Ailesinde tek oğlu 10 yıl önce kaybettiğimiz ünlü sunucu Orhan BORAN’dır. Radyoda yıllarca “Orhan BORAN ve Yuki ” programları ile toplumu hem eğlendiren, hem düşündüren, güldürürken eğiten Orhan BORAN, yakalandığı kemik iliği rahatsızlığı nedeniyle uzun yıllar sürekli taze kan nakli tedavisine bağlı kalmış, 2012 yılında, 84 yaşında aramızdan ayrılmıştır. Rahmetle anıyoruz. Babası gibi Orhan BORAN da mütevazi yapısı ile Tıbbiyeli Hikmet’in Oğlu olduğu vurgusunu belirtmemiş, öne çıkarmamış, asla kullanmamış, dile getirmemiştir. Şahsi çabalarımla bağlantı kurmam sonucu önceleri kabul etmese de son zamanlarında, bahsi geçen Giresun’un karadenizdeki değil, Savaştepe olduğu konusunda ikna olmuştur. Torunu da bir Tıbbiyeli olup Beyin ve Sinir Cerrahisi Uzmanı Op. Dr. Burak Orhan BORAN’dır.
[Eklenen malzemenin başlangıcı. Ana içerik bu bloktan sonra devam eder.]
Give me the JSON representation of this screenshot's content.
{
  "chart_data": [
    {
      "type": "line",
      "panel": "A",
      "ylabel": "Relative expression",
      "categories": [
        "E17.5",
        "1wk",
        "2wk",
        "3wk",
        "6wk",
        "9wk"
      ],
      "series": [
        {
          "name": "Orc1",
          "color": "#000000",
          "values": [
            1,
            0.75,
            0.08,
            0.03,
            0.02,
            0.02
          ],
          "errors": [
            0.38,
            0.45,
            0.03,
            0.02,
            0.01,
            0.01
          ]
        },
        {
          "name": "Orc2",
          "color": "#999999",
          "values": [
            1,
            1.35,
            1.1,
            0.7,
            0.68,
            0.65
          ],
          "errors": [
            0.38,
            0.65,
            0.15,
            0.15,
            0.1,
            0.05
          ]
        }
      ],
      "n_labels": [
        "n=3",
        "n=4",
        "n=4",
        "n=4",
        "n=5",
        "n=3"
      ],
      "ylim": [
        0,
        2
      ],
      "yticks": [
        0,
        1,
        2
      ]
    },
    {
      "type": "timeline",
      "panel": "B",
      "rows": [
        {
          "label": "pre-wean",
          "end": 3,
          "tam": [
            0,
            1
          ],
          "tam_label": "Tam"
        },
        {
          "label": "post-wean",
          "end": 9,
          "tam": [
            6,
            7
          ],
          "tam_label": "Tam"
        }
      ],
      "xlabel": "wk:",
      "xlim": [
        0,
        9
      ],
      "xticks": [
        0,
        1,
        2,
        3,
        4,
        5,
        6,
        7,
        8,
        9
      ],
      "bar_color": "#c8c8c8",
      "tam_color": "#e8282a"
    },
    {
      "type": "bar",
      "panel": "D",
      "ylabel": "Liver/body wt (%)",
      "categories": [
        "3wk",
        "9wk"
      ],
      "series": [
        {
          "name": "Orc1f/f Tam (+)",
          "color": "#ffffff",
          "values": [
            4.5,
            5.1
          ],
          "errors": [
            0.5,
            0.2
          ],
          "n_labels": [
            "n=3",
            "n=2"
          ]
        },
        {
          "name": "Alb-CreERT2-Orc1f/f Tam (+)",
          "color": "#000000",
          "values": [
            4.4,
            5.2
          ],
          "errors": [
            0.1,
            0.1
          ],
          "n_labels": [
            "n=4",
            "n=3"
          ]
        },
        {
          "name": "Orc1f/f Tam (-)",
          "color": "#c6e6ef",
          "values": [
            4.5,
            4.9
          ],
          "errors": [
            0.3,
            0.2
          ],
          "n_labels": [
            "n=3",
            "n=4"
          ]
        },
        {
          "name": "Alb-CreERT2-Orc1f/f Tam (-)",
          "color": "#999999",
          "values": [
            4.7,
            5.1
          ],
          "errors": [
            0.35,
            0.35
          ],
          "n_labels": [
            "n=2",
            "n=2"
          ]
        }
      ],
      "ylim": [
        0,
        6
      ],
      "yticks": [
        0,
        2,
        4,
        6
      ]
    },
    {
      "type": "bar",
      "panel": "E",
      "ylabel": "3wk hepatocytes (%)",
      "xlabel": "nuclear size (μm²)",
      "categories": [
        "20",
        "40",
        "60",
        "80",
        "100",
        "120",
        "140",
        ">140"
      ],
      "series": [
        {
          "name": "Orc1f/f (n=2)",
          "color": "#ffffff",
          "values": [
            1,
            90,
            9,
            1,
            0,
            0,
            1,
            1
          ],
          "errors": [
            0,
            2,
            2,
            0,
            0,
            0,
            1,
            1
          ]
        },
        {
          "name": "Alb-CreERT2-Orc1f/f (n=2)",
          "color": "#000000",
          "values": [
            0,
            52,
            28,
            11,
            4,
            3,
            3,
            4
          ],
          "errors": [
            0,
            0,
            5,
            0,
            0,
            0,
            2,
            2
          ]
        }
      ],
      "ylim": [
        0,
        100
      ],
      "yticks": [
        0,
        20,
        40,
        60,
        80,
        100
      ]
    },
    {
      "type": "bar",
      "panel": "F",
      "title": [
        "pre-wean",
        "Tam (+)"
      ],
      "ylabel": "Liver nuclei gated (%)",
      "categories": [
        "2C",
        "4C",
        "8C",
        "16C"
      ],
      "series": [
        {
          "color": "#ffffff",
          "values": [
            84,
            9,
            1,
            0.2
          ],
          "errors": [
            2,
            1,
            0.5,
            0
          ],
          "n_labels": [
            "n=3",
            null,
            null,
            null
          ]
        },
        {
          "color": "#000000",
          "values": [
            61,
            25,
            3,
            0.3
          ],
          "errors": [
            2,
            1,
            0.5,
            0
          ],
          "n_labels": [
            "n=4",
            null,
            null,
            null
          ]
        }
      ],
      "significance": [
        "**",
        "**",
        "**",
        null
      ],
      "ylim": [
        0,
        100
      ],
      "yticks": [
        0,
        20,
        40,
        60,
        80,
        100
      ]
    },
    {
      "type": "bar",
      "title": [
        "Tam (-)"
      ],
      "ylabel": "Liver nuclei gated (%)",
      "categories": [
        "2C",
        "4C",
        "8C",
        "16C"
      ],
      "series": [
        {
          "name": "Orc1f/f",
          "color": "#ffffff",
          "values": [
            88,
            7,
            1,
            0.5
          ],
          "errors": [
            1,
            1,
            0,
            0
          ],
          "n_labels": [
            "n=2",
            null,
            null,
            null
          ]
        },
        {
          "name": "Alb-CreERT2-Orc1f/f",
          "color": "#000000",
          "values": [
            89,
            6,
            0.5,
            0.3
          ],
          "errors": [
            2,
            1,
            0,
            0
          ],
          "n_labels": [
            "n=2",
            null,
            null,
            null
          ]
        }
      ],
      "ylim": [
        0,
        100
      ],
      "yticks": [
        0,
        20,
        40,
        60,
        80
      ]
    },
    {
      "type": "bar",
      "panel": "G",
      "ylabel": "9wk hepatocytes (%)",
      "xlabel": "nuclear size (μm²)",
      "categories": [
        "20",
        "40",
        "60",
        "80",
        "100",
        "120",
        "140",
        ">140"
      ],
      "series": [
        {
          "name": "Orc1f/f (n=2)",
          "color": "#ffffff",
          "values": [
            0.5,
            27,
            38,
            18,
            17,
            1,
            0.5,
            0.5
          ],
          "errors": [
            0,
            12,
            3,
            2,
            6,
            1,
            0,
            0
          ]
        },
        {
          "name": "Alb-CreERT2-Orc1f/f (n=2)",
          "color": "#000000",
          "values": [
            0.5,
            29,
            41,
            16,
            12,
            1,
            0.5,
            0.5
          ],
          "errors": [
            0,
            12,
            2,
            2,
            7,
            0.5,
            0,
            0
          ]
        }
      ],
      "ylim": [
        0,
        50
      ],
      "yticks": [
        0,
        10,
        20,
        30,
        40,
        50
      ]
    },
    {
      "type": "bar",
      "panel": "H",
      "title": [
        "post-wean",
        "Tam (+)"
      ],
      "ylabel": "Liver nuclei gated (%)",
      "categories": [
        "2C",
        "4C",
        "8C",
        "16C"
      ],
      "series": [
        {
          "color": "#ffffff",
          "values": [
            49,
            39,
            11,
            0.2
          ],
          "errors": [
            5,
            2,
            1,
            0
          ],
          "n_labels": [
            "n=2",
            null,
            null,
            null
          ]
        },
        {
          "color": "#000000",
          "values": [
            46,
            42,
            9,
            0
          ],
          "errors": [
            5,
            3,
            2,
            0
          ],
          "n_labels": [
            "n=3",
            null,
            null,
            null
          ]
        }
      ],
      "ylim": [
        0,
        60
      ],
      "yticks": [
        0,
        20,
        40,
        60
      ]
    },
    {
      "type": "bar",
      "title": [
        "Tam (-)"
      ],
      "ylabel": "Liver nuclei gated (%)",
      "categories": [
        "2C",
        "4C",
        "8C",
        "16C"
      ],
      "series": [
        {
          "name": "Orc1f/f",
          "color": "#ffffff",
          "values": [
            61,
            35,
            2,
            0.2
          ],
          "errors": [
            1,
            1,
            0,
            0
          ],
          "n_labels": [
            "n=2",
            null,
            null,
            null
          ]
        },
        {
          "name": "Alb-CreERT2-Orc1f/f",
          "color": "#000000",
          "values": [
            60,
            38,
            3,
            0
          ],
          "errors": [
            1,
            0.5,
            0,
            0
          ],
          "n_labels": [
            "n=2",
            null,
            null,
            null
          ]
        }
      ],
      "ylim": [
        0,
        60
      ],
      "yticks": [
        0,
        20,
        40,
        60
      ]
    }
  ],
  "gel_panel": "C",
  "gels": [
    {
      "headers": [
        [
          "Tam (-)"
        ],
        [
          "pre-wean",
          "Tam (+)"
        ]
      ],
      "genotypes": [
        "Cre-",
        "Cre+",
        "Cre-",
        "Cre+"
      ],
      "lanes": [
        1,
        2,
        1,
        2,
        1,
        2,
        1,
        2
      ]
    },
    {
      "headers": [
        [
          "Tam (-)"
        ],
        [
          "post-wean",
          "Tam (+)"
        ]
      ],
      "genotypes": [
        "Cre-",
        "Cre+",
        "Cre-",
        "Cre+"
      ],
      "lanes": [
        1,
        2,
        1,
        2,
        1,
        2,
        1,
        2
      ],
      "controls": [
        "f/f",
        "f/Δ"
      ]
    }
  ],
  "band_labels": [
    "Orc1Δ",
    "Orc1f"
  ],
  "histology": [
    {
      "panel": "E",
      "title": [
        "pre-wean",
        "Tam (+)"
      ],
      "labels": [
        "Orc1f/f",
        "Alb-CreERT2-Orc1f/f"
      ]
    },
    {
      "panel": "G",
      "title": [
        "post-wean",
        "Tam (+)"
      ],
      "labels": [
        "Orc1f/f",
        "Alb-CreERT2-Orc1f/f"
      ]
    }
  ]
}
Ülkesini seven genç üniversite öğrencisi Tıbbiyeli Hikmet Bey’in coşkusu, Sivas’ta bağımsızlık çıkışının günümüz gençlerine örnek olması, yaşadıkları ülke ve dünya gerçeklerine daha duyarlı olmaları; sorumluluk duygusuyla hareket etmeleri, yurt ve dünya gelişmelerine ilgisiz kalmamaları konusunda fikir vermesi bakımından özellikle genç kuşaklara aktarılmalı, Hikmet’in hayatı; usta, vatansever oyuncu ve kadrolarla sinemaya aktarılmalı, hayatını anlatan sinema filmi çekilmelidir.
Uzun yıllar buradan yazarak ısrarla “Tıbbiyeli Hikmetin anıtı dikilmelidir” çabalarım sonucu dört yıl önce Savaştepe Belediyesi ve Balıkesir Tabip Odasının katkılarıyla Savaştepe’de parka bir büstü konuşlandırılabilmiştir. Bunun için Savaştepe Belediye Başkanımız, arkadaşımız Sayın Turhan ŞİMŞEK’e ve Tabip Odası yöneticilerine teşekkür ediyorum.
Kuvayı Milliyenin 100. yılı 2019 yılı Eylül ayında Balıkesirimizde Balıkesir Üniversitesi, Balıkesir Büyükşehir Belediyesi ve Türk Ocakları Balıkesir Şubesi tarafından düzenlenen, çok geniş katılım ve başarıyla gerçekleşen “Milli Mücadelenin 100. Yılında Kuva-yı Milliye Şehri Balıkesir Uluslararası Sempozyumu” nda da Tıbbiyeli Hikmet’i aktardım, sinema filmi çekilmesi talebimi paylaştım. Beğenilmesinin ötesinde çok kişinin, pek çok tarihçinin “Adını ilk kez duyuyorum” demesi; daha çok anlatılması, filme dökülmesinin gerekliliğini ortaya koymaktadır.
Bu kahraman öğrenci, genç vatansever Tıbbiyeli , özellikle gençlere hep yol göstermesi için; devlet kötü işgaller altında olsa dahi boyun eğilmemesi, suriyeliler gibi hemen vatanı terkedip başka yere sığıntı olunmaması, en zor koşul ve durumda dahi Ayyıldızlı bayrağımızın hep dalgalanması için sonuna kadar mücadele edilmesi gerektiğini hatırlatmalıdır.
Başta kurtarıcımız Gazi Mustafa Kemal ATATÜRK olmak üzere, Sivas Kongresine katılıp, bağımsızlık kararı alan büyüklerimize, Tıbbiyeli Hikmet’e Kurtuluş Savaşımızın kahramanlarına, Şehitlerine, Gazilerini rahmetle anıyor, şükranlarımı, saygılarımı sunuyorum.